Il Vangelo con questa visione della provvidenza ci permette di costruire in modo autentico la vita. Allora, dando contenuto all’oggi, non abbiamo più timori per il futuro perché l'oggi abitato da Dio, da quel Dio che ci dà il respiro dell'istante, da quel Dio che ci ama in modo favoloso, da quel Dio che ci immerge nella sua vita di eternità, ci dice : è nell'oggi che si sedimenta tutta la vita. Quando l'uomo costruisce oggi tutta la sua vita non ha problema del domani, domani sarà un altro oggi, e allora non ci si perde per strada davanti a tutte le realtà contingenti che in un modo o in un altro potrebbero rovinare la nostra vita. La vita dell'uomo è nascosta con Cristo in Dio.

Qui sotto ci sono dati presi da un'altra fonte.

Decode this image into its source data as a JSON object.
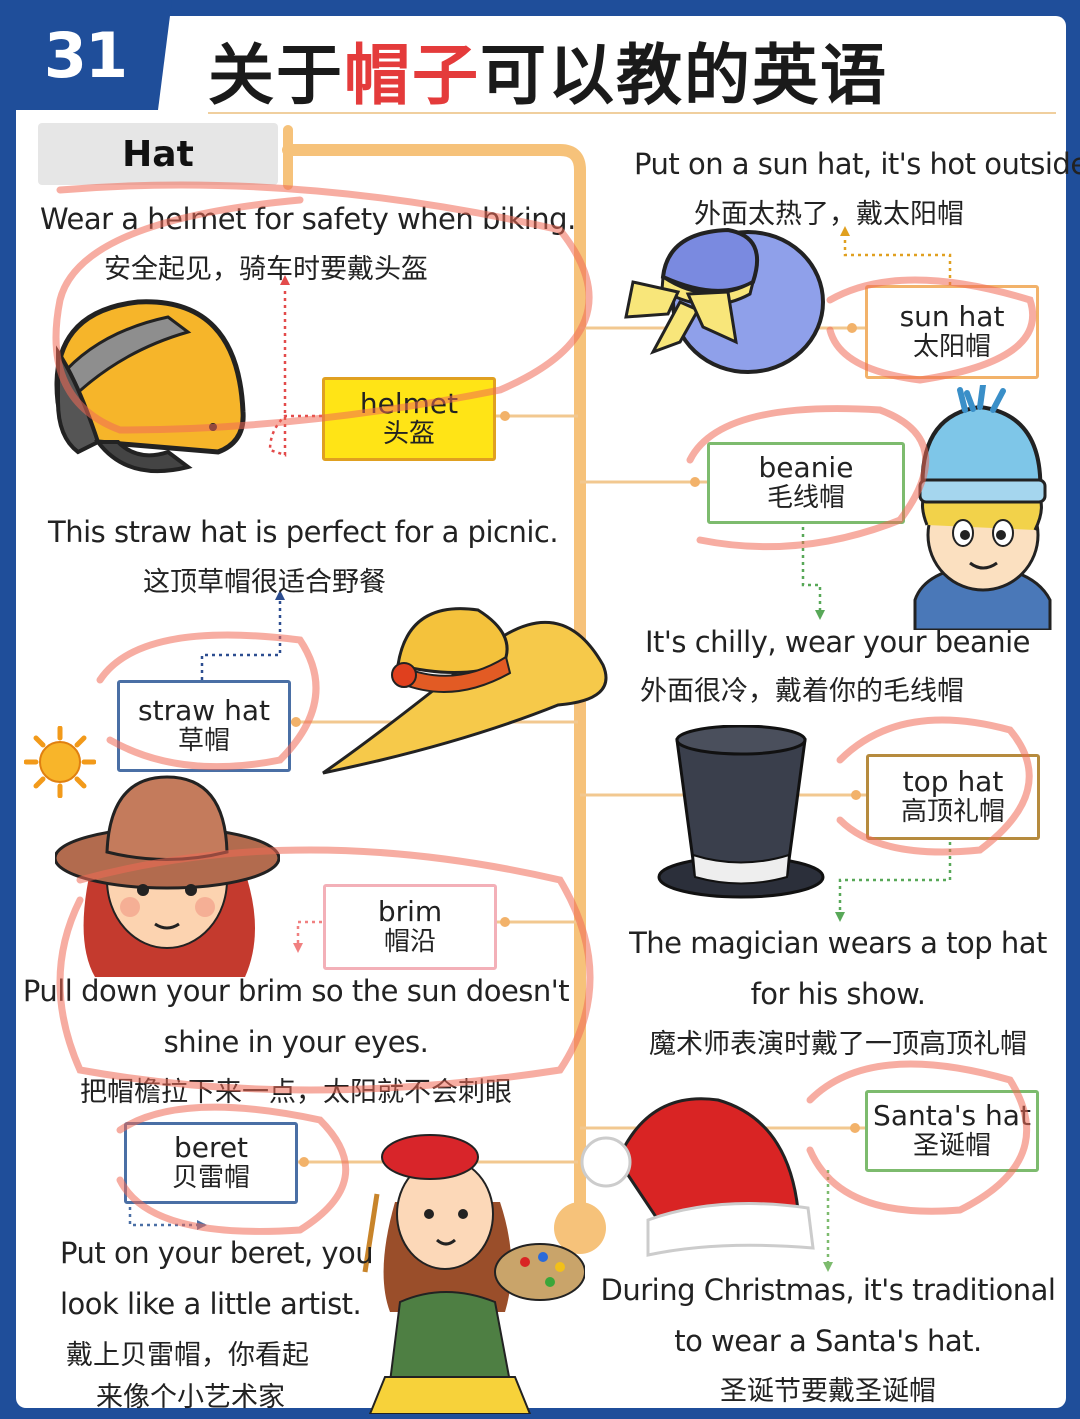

Quando l'uomo nella tranquillità del suo cuore, pur nelle tempeste storiche, si pone nel Signore, si pone a respirare la presenza del Signore, si ritrova così riempito dalla sua presenza che non ha più alcun timore. Quando un cuore è abitato dal senso della vita che è una persona, anche se si trova nella oscurità massima tuttavia abita in una luce ineffabile. Una cosa che l'uomo non riesce a cogliere nella cultura di oggi così legata all'autoreferenzialità e al non senso delle scelte quotidiane è il desiderio di rinverdire la bellezza della fede per dare contenuto all'istante. Anzi, ogni momento che costruiamo nella vita è un meraviglioso sacramento: Dio attraverso la storia ci parla, noi vivendo intensamente la storia parliamo con Dio. Questo è  un meraviglioso sacramento: il sacramento della vita feriale.

Ritrovandoci nell'eucaristia questa mattina sappiamo vivere questa concezione: il Signore  viene in quel pane in quel vino se non per rafforzare le nostre più profonde convinzioni esistenziali e per dirci che lui è talmente con noi che rifà la nostra vita. L'eucarestia è il Signore che rinnova le nostre cellule interiori perché noi veniamo trasfigurati dalla sua ineffabile creatività. Quello che Gesù questa mattina ci ha detto sia motivo di coraggio e di tanta speranza.

Ogni eucaristia è la concezione della vita celebrata nel pane nel vino. Allora l'esistenza assume sfumature ben diverse. Chiediamo allo Spirito Santo che ci doni questa sapienza in modo che la provvidenza sia uno stile interiore con il quale istante per istante ci confrontiamo con la storia e siamo ricchi speranza.

Se il Dio che ci crea è in noi e ci crea continuamente nella sua fiduciosa benevolenza siamo già eternità beata.